A Most Wanted Man
Unless you find dullness to be a virtue, I’d suggest you choose to remember Mr. Hoffman for other reasons.
A Most Wanted Man is completely missable. Excluding his supporting role in the forthcoming installment of the fantastic Hunger Games series, this is the last starring performance of the late, great Philip Seymour Hoffman. What makes it even more tragic is that the movie itself is dull, tedious and shockingly repetitive. You can only hope that if you are given 2 hours and 6 minutes to live, that this is the film you are forced to watch.
Based on a novel by John le Carré, nothing meaningful happens from the beginning to a slightly surprising ending. Other than the performance by Grigoriy Dobrygin, playing a misunderstood Chechen immigrant that captures every scene that he is in , none of the other fine cast members cause you to remotely care about them or anyone else.
The entire film takes place in Hamburg, Germany, much of it involving Islamic immigrants from the Middle East. Adding to the film’s agony is the fact that everyone magically speaks English in some broken fashion. At a minimum sub-titles would have distracted the viewer’s attention from the dull script.
Mr. Hoffman is the leader of a European anti-terrorist governmental group whose clothes never change from their wrinkled state. While wanting to make the world a safer place, he spends his entire day chain-smoking and drinking whatever alcohol is available. Given the fact that Mr. Hoffman is profoundly overweight, it is regrettably easy to see how heroin could have led to his death.
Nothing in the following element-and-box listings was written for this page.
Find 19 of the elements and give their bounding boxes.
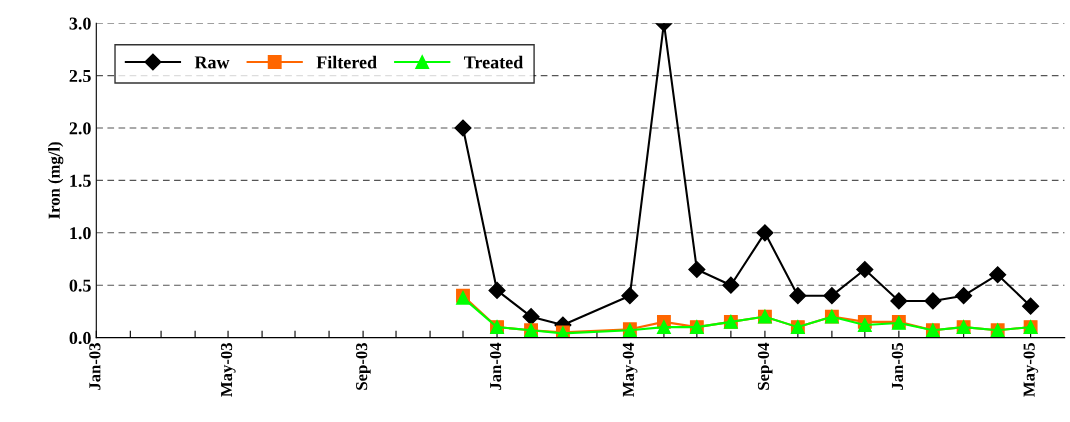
y-axis-title: Iron (mg/l) [48, 142, 64, 219]
x-tick-label: May-04 [622, 342, 638, 397]
y-tick-label: 0.5 [69, 279, 91, 292]
y-tick-label: 3.0 [69, 17, 91, 30]
x-tick-label: Jan-03 [89, 343, 101, 390]
x-tick-label: May-03 [220, 343, 236, 397]
legend-label: Filtered [316, 55, 377, 69]
legend-label: Raw [194, 56, 230, 69]
y-tick-label: 0.0 [69, 331, 91, 345]
x-tick-label: May-05 [1023, 343, 1039, 397]
y-tick-label: 1.0 [70, 227, 91, 240]
legend-label: Treated [464, 55, 524, 69]
x-tick-label: Sep-03 [356, 343, 371, 390]
y-tick-label: 2.0 [69, 122, 91, 135]
y-tick-label: 2.5 [69, 69, 91, 83]
x-tick-label: Jan-04 [489, 342, 502, 390]
x-tick-label: Jan-05 [891, 343, 904, 390]
y-tick-label: 1.5 [70, 174, 91, 187]
x-tick-label: Sep-04 [757, 342, 773, 390]
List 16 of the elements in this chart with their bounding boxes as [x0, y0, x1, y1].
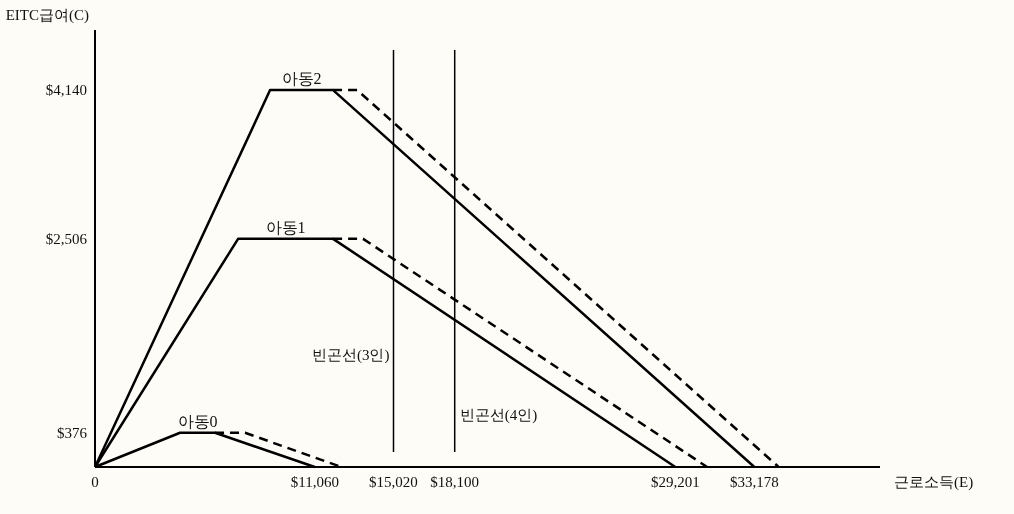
- ref-line-label: 빈곤선(4인): [459, 407, 538, 424]
- x-tick-label: $15,020: [369, 474, 418, 490]
- x-tick-label: $33,178: [729, 474, 779, 490]
- x-tick-label: 0: [91, 474, 99, 490]
- x-tick-label: $29,201: [650, 474, 700, 490]
- series-label: 아동2: [281, 70, 322, 88]
- series-label: 아동0: [177, 412, 218, 430]
- series-label: 아동1: [265, 218, 306, 236]
- y-tick-label: $4,140: [45, 82, 87, 99]
- y-tick-label: $2,506: [45, 230, 88, 247]
- y-tick-label: $376: [57, 424, 88, 441]
- x-tick-label: $11,060: [290, 474, 339, 490]
- ref-line-label: 빈곤선(3인): [312, 347, 390, 364]
- y-axis-title: EITC급여(C): [5, 7, 89, 24]
- x-axis-title: 근로소득(E): [894, 474, 974, 491]
- x-tick-label: $18,100: [430, 474, 480, 490]
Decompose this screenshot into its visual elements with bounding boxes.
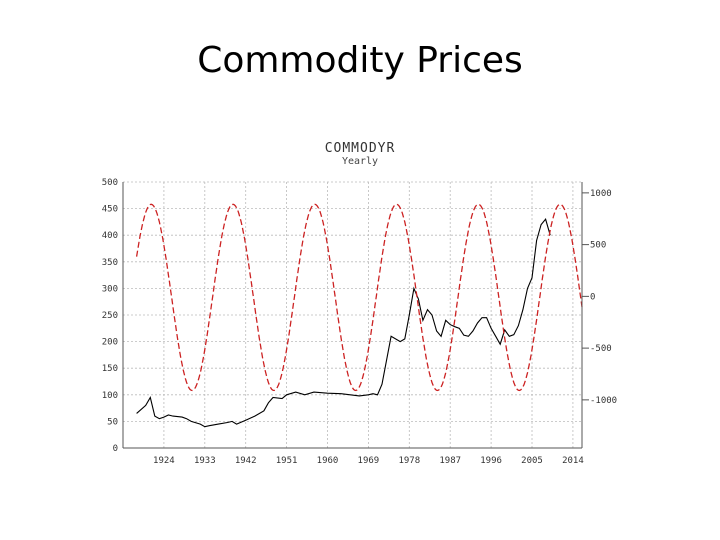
chart-subtitle: Yearly [341,156,379,167]
x-tick-label: 1987 [439,456,461,466]
y-left-tick-label: 400 [102,231,118,241]
y-right-tick-label: 1000 [590,189,612,199]
x-tick-label: 2005 [521,456,543,466]
y-left-tick-label: 500 [102,178,118,188]
x-tick-label: 1951 [276,456,298,466]
slide-title: Commodity Prices [197,40,523,81]
x-tick-label: 1978 [398,456,420,466]
chart-title: COMMODYR [324,141,396,156]
price-line [136,218,551,428]
chart-grid [123,181,582,449]
y-left-tick-label: 250 [102,311,118,321]
x-tick-label: 1960 [317,456,339,466]
cycle-line [135,203,583,392]
x-tick-label: 1924 [153,456,175,466]
y-left-tick-label: 200 [102,338,118,348]
x-tick-label: 1942 [235,456,257,466]
y-left-tick-label: 0 [113,444,118,454]
y-left-tick-label: 100 [102,391,118,401]
x-tick-label: 1996 [480,456,502,466]
y-right-tick-label: -500 [590,344,612,354]
x-tick-label: 1933 [194,456,216,466]
y-left-tick-label: 450 [102,205,118,215]
x-tick-label: 1969 [358,456,380,466]
y-left-tick-label: 150 [102,364,118,374]
y-right-tick-label: 500 [590,241,606,251]
y-left-tick-label: 300 [102,284,118,294]
x-tick-label: 2014 [562,456,584,466]
y-left-tick-label: 50 [107,417,118,427]
y-right-tick-label: -1000 [590,396,617,406]
y-left-tick-label: 350 [102,258,118,268]
y-right-tick-label: 0 [590,292,595,302]
chart-series [135,203,583,428]
chart-axes: 0 50 100 150 200 250 300 350 400 450 500 -1000 -500 0… [102,178,617,466]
Willem Dafoe plays a German banker caught up in the espionage, and he is effective in an uninteresting role. Rachel McAdams plays an immigration lawyer trying to help Dobrygin, but she fades into the woodwork like everyone else.
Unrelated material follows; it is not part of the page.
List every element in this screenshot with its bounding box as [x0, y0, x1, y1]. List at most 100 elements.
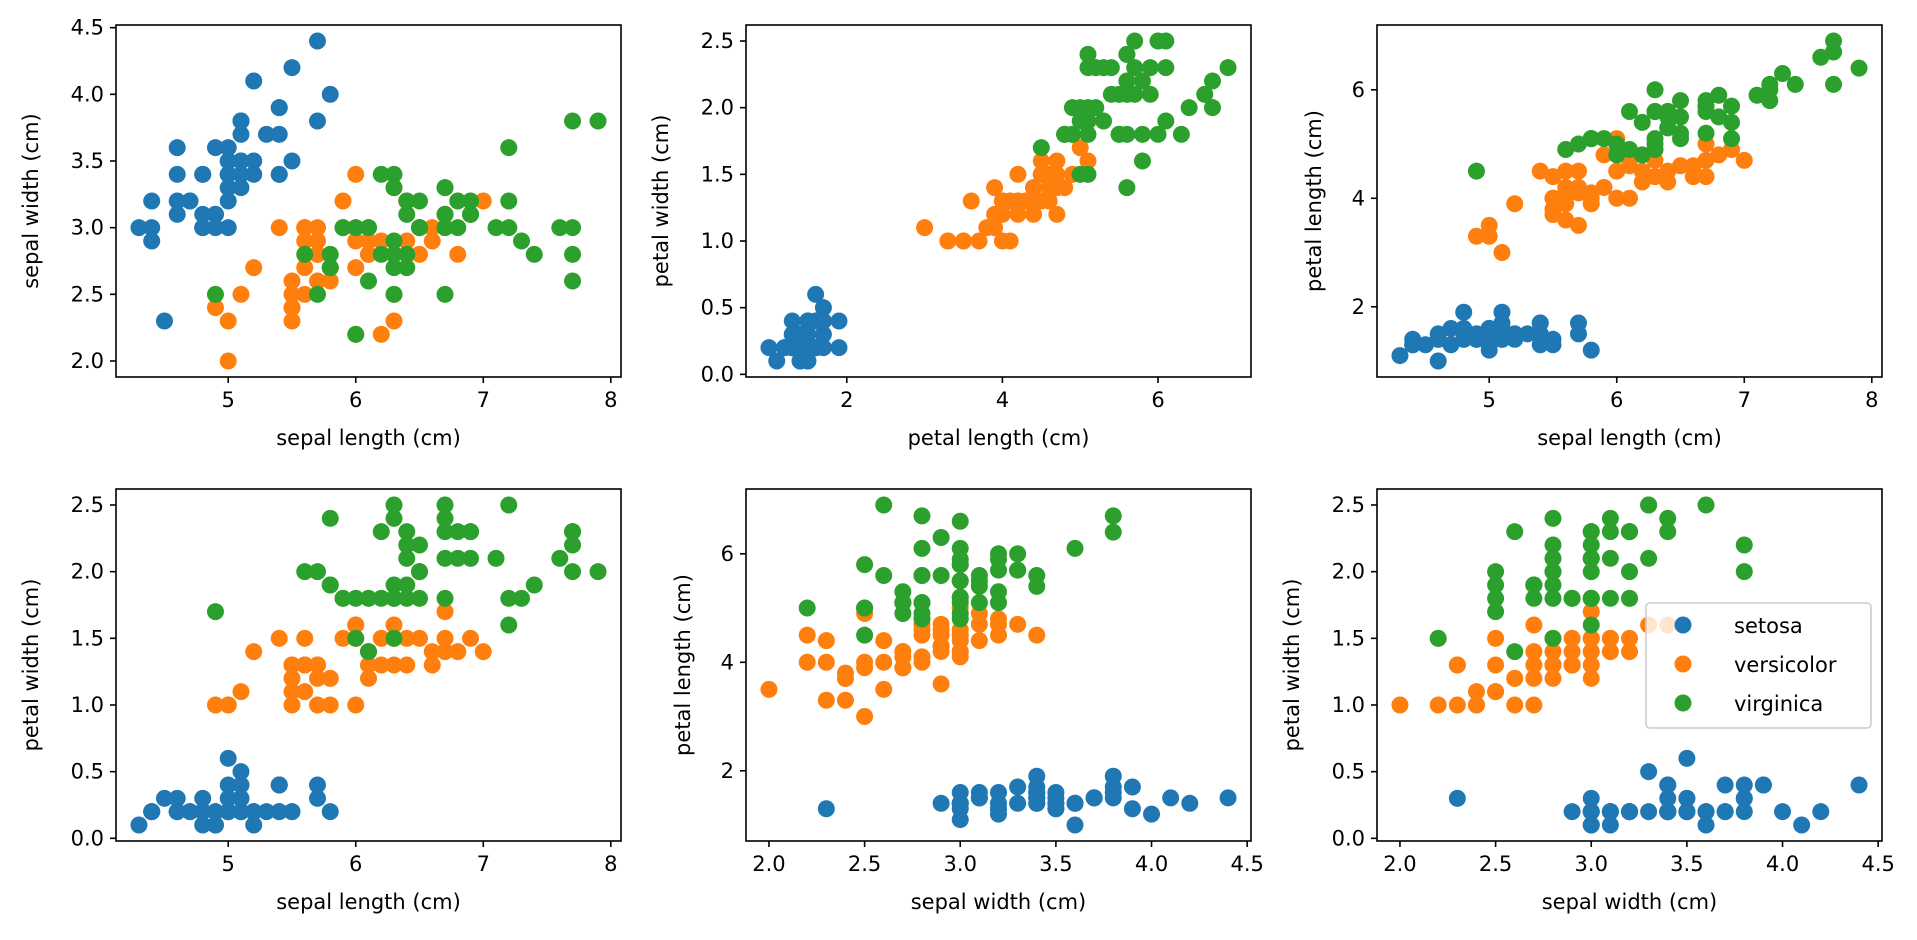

While Robin Wright appears as a British agent with little to do other than joining Mr. Hoffman in dressing the same throughout the film, I really wanted to see more from Daniel Bruhl. Though only seen here assisting Hoffman behind a computer, Mr. Bruhl was brilliant in Inglorious Basterds (2009) and Rush (2013).
Though this is a regrettable swan song for Mr. Hoffman as a leading actor, I want to remember him as I do Burt Lancaster, whose last appearance before his stroke was in Field of Dreams (1989). As this great actor, in his late 70s, walked across a cornfield where he was about to disappear, Ray Liotta, playing Shoeless Joe Jackson, looked at him and said, “Hey rookie, you were great.” Lancaster looked at him, smiled while making no response, and then disappeared into our collective memory.
I’d like to remember Mr. Hoffman in the same way.